Bisnis.com, BALIKPAPAN - Sektor perbankan Kalimantan Timur mencatatkan pertumbuhan kredit 3,03% secara tahunan (year-on-year/yoy) pada kuartal I/2025.
Penyaluran kredit ini, mengalami deselerasi dari pencapaian kuartal sebelumnya yang mencapai 4,05% yoy.
Angka ini sekaligus mempertontonkan kesenjangan yang kian lebar dengan kinerja nasional yang tumbuh sebesar 9,69% yoy.
Fenomena ini tentu menjadi pil pahit, mengingat pertumbuhan kredit Kaltim secara konsisten melampaui rata-rata nasional hingga akhir 2023.
Namun, sejak awal 2024, tren tersebut berbalik arah dengan kinerja regional yang tertinggal dari realitas nasional.
Kepala Kantor Perwakilan Bank Indonesia (KPwBI) Kalimantan Timur, Budi Widihartanto, menegaskan bahwa kondisi ini tidak mengurangi optimisme terhadap stabilitas sektor perbankan daerah.
Baca Juga
"Stabilitas sistem keuangan relatif terjaga didorong penyaluran kredit yang tumbuh positif diiringi dengan risiko kredit yang rendah," ujarnya dalam keterangan resmi, Selasa (8/7/2025).
Dari sisi komposisi, kredit konsumsi menjadi motor penggerak pertumbuhan dengan capaian 13,03% yoy, didorong oleh momentum konsumsi masyarakat selama periode Ramadan dan Idul Fitri.
Sementara itu, kredit investasi mencatatkan pertumbuhan 2,55% yoy, meningkat dari periode sebelumnya.
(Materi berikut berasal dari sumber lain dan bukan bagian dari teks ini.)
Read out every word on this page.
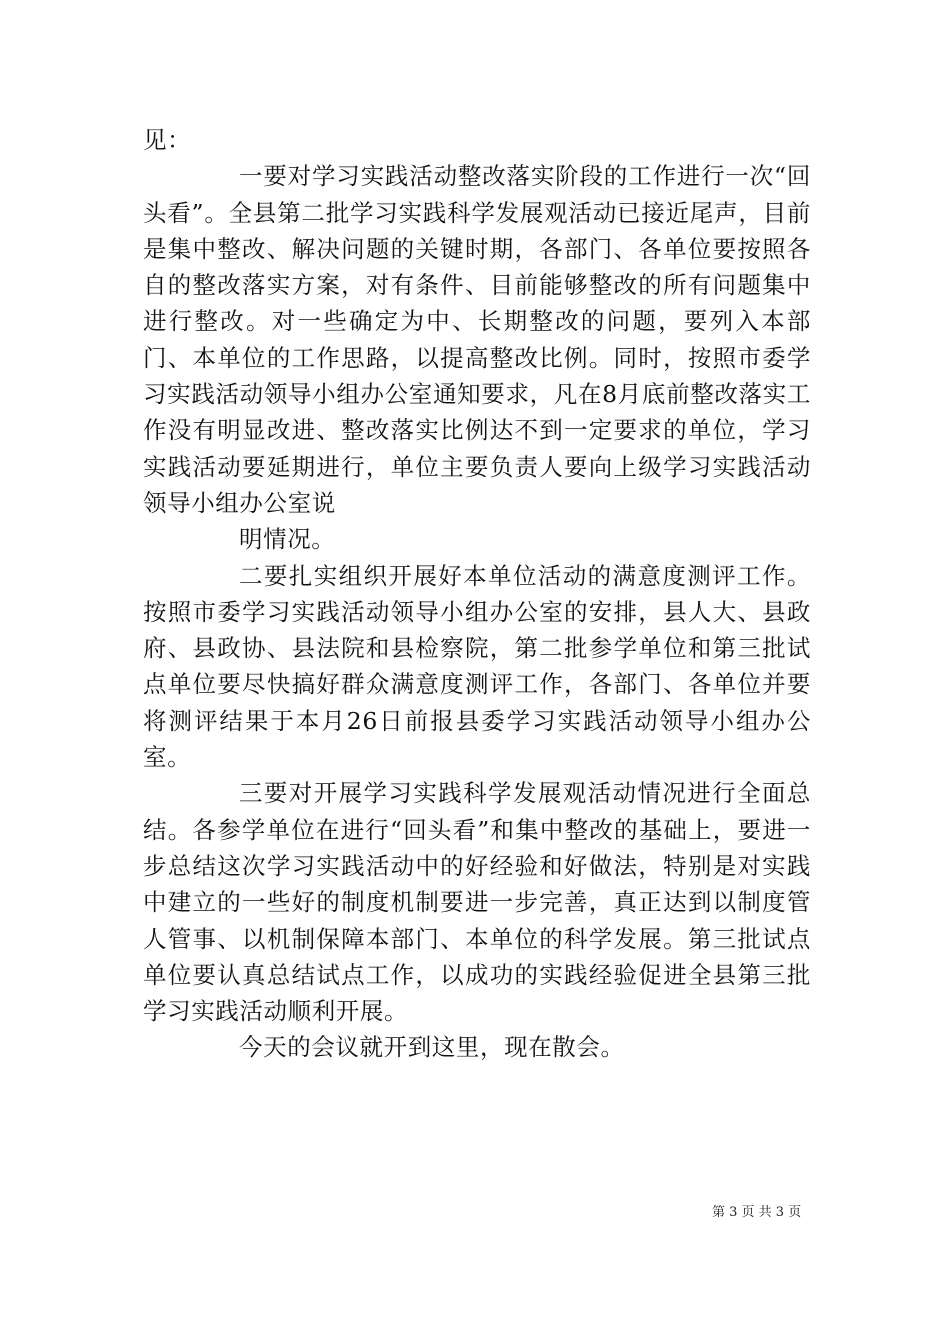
见：

一要对学习实践活动整改落实阶段的工作进行一次“回头看”。全县第二批学习实践科学发展观活动已接近尾声，目前是集中整改、解决问题的关键时期，各部门、各单位要按照各自的整改落实方案，对有条件、目前能够整改的所有问题集中进行整改。对一些确定为中、长期整改的问题，要列入本部门、本单位的工作思路，以提高整改比例。同时，按照市委学习实践活动领导小组办公室通知要求，凡在8月底前整改落实工作没有明显改进、整改落实比例达不到一定要求的单位，学习实践活动要延期进行，单位主要负责人要向上级学习实践活动领导小组办公室说

明情况。

二要扎实组织开展好本单位活动的满意度测评工作。按照市委学习实践活动领导小组办公室的安排，县人大、县政府、县政协、县法院和县检察院，第二批参学单位和第三批试点单位要尽快搞好群众满意度测评工作，各部门、各单位并要将测评结果于本月26日前报县委学习实践活动领导小组办公室。

三要对开展学习实践科学发展观活动情况进行全面总结。各参学单位在进行“回头看”和集中整改的基础上，要进一步总结这次学习实践活动中的好经验和好做法，特别是对实践中建立的一些好的制度机制要进一步完善，真正达到以制度管人管事、以机制保障本部门、本单位的科学发展。第三批试点单位要认真总结试点工作，以成功的实践经验促进全县第三批学习实践活动顺利开展。

今天的会议就开到这里，现在散会。

第 3 页 共 3 页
Sebaliknya, kredit modal kerja mengalami kontraksi 1,32% yoy.
Kemudian, Budi mengungkapkan dominasi korporasi dalam struktur kredit masih sangat kuat dengan pangsa 63,99% dari total penyaluran, disusul sektor perseorangan 30,07% dan pemerintah 0,02%.
Pola ini mencerminkan karakteristik ekonomi Kaltim yang didominasi industri berbasis sumber daya alam.
Kendati demikian, Budi menyebutkan indikator kesehatan kredit menunjukkan tren positif.
Tingkat non-performing loan (NPL) tercatat 1,20% pada kuartal I/2025, atau naik tipis dari 1,08% pada periode sebelumnya.
Adapun, peningkatan ini tersebar di seluruh segmen, dengan NPL kredit konsumsi mencapai 2,21%, modal kerja 1,59%, dan investasi 0,46%.
"Tingkat NPL di Kaltim yang masih rendah dan berada di bawah threshold 5%, ini tidak terlepas dari upaya penerapan prinsip kehati-hatian dan manajemen risiko oleh pihak perbankan," pungkasnya.